Er erklärt: «In einer Welt ohne moderne, industrialisierte Gesellschaft gelangt das meiste Kohlendioxid durch Vulkane in die Atmosphäre. Wieder entzogen wird ihr der grösste Teil davon über die Verwitterung von Gestein.» Kurz umrissen geht das so: In Regenwasser gelöstes CO2 erzeugt Säure und reagiert mit Silikatgestein. Dabei entsteht Bicarbonat, das über den Wasserkreislauf ins Meer geschwemmt wird. Dort nehmen es Meeresorganismen wie Korallen auf und bauen damit Riffe auf. Auf diese Weise wird das CO2 dem globalen Kohlenstoffkreislauf für lange Zeit entzogen.

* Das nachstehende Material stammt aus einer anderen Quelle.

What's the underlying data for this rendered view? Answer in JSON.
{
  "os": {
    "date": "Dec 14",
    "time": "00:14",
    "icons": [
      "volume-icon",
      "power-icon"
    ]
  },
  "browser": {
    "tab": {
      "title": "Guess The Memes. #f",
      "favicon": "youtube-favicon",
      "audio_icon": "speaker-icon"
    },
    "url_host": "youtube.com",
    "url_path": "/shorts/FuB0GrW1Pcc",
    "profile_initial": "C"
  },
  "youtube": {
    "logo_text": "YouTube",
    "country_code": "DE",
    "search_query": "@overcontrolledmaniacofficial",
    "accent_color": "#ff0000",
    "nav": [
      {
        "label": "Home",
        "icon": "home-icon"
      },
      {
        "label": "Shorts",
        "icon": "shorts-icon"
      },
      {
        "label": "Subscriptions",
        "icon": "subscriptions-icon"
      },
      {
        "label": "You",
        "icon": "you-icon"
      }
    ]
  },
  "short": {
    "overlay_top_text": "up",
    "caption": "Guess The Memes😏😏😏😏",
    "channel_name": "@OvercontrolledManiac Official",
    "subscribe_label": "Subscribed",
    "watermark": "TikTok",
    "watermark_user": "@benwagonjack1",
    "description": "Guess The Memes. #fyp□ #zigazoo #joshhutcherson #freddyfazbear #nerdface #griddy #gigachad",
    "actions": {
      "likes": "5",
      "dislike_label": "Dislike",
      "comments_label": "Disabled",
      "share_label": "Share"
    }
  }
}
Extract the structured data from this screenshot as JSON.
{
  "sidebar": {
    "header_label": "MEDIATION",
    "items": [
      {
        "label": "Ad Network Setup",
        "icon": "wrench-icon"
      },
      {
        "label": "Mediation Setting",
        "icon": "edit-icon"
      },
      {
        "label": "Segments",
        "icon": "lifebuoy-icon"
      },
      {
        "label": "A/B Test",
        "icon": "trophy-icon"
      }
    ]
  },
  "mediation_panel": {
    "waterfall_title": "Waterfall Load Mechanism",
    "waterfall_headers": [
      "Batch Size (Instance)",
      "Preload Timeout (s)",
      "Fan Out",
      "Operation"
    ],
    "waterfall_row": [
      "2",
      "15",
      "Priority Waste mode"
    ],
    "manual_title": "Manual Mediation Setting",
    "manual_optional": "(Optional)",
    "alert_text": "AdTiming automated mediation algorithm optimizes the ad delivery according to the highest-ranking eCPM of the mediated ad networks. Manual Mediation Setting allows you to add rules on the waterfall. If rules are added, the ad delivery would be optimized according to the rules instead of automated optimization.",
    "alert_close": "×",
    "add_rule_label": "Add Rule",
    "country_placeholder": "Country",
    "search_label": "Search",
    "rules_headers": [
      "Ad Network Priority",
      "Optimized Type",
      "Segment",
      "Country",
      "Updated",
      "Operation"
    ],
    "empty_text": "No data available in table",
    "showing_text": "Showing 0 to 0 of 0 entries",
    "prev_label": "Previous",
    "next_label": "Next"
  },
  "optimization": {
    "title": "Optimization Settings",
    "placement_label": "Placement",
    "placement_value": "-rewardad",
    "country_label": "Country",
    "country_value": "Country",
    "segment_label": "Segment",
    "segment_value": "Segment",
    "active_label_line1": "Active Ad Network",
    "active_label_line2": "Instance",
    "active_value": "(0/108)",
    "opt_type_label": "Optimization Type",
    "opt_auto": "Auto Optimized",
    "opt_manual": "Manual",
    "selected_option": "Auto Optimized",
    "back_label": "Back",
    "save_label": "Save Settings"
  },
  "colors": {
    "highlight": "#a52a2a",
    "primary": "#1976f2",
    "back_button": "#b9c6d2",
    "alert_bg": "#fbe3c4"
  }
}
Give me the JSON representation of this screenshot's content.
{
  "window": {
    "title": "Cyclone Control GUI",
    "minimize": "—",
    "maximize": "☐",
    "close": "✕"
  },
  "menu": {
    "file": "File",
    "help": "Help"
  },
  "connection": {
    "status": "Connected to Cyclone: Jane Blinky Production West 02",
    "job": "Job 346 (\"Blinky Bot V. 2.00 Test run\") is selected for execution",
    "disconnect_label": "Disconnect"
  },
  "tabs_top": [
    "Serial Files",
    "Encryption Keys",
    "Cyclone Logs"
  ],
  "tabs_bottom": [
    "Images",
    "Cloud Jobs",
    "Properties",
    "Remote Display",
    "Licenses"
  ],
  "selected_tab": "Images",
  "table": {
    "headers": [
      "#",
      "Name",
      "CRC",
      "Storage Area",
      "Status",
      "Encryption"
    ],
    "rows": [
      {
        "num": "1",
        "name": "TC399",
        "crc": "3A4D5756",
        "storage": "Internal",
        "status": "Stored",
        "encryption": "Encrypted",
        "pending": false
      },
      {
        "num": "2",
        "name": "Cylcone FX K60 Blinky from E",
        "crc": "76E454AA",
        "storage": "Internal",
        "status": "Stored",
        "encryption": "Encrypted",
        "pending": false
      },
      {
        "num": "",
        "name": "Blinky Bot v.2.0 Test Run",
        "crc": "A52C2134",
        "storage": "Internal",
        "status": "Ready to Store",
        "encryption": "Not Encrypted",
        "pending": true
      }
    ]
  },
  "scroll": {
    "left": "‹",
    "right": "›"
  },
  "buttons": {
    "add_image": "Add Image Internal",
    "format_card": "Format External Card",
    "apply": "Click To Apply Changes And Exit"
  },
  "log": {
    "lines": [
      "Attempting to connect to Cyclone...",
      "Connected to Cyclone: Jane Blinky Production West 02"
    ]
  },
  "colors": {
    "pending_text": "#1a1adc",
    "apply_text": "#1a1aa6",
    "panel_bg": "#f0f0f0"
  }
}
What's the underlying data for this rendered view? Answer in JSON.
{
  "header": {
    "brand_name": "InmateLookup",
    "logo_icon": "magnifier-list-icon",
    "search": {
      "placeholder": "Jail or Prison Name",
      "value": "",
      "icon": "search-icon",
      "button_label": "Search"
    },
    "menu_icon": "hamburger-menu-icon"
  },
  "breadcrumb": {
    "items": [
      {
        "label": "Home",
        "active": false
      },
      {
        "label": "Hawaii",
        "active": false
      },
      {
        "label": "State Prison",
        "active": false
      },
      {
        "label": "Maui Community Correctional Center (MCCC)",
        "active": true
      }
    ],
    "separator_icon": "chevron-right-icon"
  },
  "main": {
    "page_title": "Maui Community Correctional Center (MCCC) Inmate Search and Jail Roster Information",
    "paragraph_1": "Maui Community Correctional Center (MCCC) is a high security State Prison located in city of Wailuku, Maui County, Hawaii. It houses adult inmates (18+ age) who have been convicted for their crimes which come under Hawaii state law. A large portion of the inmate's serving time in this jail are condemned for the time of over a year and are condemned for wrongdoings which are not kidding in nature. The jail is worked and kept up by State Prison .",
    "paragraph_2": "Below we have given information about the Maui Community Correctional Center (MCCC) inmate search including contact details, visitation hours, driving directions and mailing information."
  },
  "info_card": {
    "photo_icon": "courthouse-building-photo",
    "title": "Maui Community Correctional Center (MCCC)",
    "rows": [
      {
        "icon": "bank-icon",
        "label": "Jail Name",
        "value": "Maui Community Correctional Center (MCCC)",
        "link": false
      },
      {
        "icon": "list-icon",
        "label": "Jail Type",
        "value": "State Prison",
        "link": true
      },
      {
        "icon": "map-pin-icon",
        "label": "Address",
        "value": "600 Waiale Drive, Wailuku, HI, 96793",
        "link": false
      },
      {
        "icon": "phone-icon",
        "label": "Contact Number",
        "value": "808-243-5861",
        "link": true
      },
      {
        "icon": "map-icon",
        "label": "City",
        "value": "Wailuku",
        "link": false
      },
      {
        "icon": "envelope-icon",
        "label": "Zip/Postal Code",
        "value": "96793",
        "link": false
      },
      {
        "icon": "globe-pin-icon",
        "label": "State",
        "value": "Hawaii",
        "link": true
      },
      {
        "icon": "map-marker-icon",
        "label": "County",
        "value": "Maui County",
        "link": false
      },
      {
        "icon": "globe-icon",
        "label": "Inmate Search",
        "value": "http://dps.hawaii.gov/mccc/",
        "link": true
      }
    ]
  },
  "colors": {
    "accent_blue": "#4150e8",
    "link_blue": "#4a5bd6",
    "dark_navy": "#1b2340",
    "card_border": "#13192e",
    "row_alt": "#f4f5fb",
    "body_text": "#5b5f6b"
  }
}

Neue Perspektiven an der ETH
Um nun der Rolle der Verwitterung von Silikatgestein innerhalb des Kohlenstoffkreislaufs genauer auf den Grund zu gehen, forscht Rugenstein seit Januar 2017 als ETH-Fellow an der Professur für Sedimentologie. Hier tüftelt er unter anderem intensiv an Computermodellen, mit denen sich die Verwitterungsprozesse simulieren lassen.
Dass er als Geochemiker in seiner Forschungsgruppe an der ETH von lauter Geophysikern umgeben ist, empfindet Rugenstein als Bereicherung. Er mag es, seine Forschungsfragen aus verschiedenen Perspektiven zu betrachten und seine eigene Fachkompetenz in fremde Forschungsgebiete einzubringen. Deshalb ist ihm Vernetzung mit anderen Forschenden sehr wichtig. Unter diesem Aspekt empfindet er die relativ grosse Forschungsgruppe, in der er an der ETH arbeitet, eher als Nachteil: «Ich komme kaum dazu, mit Wissenschaftlern ausserhalb der Gruppe über meine Arbeit zu sprechen.»
Faible für öffentlichen Verkehr
In der Schweiz gefällt es Rugenstein sehr gut. In seiner Freizeit wandert er gerne in den Alpen. Als grosser Fan des öffentlichen Verkehrs – er hatte schon in den USA kein Auto – freut er sich über das gut ausgebaute Schweizer öV-Netz: «Hier kann ich mit Bahn und Bus in kurzer Zeit fast jeden Wanderweg erreichen.» Erst am Schluss fällt ihm doch noch etwas ein, was ihm in der Schweiz fehlt: «Es gibt hier keine richtige Wüste.»